Critical Systems are Still Foreign-made

Armenian Ministry of Defense picture of the WESCAM MX-15D sensor from a TB2 lost by Azerbaijani forces.

While much of the TB2 is made in Turkey by Turkish companies, the most critical systems of the TB2 are still imported from overseas, without which the TB2 can’t see or even take flight. Canada, where the WESCAM MX-15 electro-optic/thermal imaging sight is made, and Austria, where the Rotax 912 engine is made, have both suspended exports of the components to Turkey following domestic political pressure. While Baykar almost certainly has spare systems for such an eventuality, this could present a long term problem.

Future Prospects

Baykar video of the first flight of Aselsan-made indigenous sensors on the TB2.

While Baykar has made no secret of its development of the Akinci, whose ambitious design is only matched by the battlefield success of its predecessor, development for the TB2 is far from over.
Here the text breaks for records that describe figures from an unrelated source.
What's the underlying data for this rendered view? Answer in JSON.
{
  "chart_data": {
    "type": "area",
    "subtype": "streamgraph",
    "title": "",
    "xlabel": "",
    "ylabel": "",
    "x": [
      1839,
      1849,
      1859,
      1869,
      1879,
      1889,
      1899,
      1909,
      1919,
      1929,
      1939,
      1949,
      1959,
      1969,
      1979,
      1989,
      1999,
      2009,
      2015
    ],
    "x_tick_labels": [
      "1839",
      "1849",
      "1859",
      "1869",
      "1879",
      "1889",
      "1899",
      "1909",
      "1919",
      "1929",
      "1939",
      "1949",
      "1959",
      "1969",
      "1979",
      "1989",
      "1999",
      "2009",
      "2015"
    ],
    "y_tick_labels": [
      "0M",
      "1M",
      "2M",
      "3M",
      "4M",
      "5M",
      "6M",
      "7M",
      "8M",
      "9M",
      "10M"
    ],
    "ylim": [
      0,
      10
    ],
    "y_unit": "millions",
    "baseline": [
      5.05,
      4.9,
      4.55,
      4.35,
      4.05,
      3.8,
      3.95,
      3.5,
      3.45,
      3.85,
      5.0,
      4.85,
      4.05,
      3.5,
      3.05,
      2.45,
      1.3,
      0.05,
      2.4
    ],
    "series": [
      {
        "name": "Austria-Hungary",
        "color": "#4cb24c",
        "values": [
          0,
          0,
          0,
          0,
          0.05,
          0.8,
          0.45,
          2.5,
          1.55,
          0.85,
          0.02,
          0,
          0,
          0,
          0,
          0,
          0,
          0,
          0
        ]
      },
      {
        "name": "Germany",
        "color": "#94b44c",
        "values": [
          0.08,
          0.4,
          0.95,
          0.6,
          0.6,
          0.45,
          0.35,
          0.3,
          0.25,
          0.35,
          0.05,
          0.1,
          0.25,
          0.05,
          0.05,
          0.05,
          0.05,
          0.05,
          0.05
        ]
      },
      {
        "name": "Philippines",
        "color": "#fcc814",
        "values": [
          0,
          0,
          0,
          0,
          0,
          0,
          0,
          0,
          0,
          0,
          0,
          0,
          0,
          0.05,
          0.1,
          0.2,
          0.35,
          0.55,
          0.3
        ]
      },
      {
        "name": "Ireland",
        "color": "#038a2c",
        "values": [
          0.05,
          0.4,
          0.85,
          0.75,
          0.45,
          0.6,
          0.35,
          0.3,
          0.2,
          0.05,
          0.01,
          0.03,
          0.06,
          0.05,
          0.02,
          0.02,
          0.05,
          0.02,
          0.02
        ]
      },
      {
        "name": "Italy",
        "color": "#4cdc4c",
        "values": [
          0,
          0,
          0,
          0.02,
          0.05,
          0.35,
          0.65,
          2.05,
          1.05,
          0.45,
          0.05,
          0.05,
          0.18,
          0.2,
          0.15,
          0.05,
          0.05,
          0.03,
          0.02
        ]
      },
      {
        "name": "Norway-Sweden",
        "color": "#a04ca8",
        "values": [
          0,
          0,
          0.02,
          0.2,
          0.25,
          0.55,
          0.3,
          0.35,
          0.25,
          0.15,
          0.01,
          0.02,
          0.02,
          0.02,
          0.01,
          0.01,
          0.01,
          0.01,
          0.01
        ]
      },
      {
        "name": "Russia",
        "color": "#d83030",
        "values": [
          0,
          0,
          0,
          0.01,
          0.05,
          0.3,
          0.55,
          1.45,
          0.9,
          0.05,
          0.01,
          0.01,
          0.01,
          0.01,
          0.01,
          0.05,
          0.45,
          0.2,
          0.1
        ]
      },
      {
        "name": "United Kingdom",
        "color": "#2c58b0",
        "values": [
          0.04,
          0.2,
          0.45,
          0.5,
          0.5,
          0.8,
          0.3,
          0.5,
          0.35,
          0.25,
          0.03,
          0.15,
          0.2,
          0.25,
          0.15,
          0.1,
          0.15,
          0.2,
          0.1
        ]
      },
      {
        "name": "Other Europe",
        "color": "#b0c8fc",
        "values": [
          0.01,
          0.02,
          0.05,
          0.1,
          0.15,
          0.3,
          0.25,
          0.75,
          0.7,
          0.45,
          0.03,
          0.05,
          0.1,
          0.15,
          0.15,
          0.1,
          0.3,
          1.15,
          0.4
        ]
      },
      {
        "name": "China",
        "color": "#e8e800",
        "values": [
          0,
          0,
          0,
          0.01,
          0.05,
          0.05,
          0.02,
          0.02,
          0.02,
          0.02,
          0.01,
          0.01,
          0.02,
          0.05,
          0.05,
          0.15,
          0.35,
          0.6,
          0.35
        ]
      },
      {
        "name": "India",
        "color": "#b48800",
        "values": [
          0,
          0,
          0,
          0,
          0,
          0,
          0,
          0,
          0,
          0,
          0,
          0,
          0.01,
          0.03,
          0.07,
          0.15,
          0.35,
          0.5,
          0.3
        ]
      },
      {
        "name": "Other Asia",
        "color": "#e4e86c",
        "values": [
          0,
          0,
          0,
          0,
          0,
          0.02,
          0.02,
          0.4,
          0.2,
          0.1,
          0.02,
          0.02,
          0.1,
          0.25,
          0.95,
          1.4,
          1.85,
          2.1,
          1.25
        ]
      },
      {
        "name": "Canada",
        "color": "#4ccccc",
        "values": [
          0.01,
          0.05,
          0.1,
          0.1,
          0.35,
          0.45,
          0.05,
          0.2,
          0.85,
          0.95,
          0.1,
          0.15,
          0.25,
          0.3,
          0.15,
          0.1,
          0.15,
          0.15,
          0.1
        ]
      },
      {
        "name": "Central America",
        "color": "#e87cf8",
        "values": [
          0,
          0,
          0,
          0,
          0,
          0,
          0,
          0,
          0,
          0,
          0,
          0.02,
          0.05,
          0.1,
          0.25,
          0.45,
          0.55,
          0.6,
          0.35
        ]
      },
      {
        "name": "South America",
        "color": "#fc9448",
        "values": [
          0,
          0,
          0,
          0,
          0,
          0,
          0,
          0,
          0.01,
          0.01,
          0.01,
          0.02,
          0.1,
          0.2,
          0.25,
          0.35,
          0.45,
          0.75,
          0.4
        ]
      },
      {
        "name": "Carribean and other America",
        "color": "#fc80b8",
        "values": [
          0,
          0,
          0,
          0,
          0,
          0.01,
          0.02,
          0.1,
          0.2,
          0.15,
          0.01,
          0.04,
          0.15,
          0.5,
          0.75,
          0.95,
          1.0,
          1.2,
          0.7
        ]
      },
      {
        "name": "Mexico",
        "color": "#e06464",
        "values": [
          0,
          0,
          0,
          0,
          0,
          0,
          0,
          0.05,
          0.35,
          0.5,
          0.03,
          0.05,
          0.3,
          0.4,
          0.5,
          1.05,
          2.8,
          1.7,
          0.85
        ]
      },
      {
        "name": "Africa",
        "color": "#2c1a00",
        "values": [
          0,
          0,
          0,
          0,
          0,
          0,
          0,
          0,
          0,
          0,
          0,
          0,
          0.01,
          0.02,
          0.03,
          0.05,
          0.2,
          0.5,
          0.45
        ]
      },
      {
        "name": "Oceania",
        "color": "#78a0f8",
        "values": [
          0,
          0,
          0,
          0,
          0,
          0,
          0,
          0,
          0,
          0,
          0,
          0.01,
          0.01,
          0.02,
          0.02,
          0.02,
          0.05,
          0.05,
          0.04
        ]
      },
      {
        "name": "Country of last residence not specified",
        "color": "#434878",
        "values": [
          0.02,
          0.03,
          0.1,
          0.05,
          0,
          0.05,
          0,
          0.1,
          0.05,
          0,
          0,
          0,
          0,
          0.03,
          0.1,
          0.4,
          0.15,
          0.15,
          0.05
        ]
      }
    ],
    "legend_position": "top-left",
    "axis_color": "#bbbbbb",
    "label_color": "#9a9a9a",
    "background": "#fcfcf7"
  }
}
Baykar announced the first flight of indigenous sensors on the TB2 on 6 November, releasing both true color camera and thermal imaging imagery. TB2s equipped with satellite communications systems have now begun testing as well, potentially lifting the range limitations sooner rather than later. Last but not least, a new generation of indigenous UAV engines by Tusaş Engine Industries will power a forthcoming “TB3”, in addition to the Akinci.

Looking Back

An Akinci on display at Teknofest 2019, with an array of weapons it is designed to carry in front of it.

The story of the TB2 is the story of Turkey’s rise to the cutting edge of drone warfare, as countless other media accounts testify. Even as the Akinci and other members of Turkey’s next generation of UCAVs get ever closer to completing development, entering service and potentially replacing the TB2, it’s clear that the TB2’s place in Turkish aviation history is assured.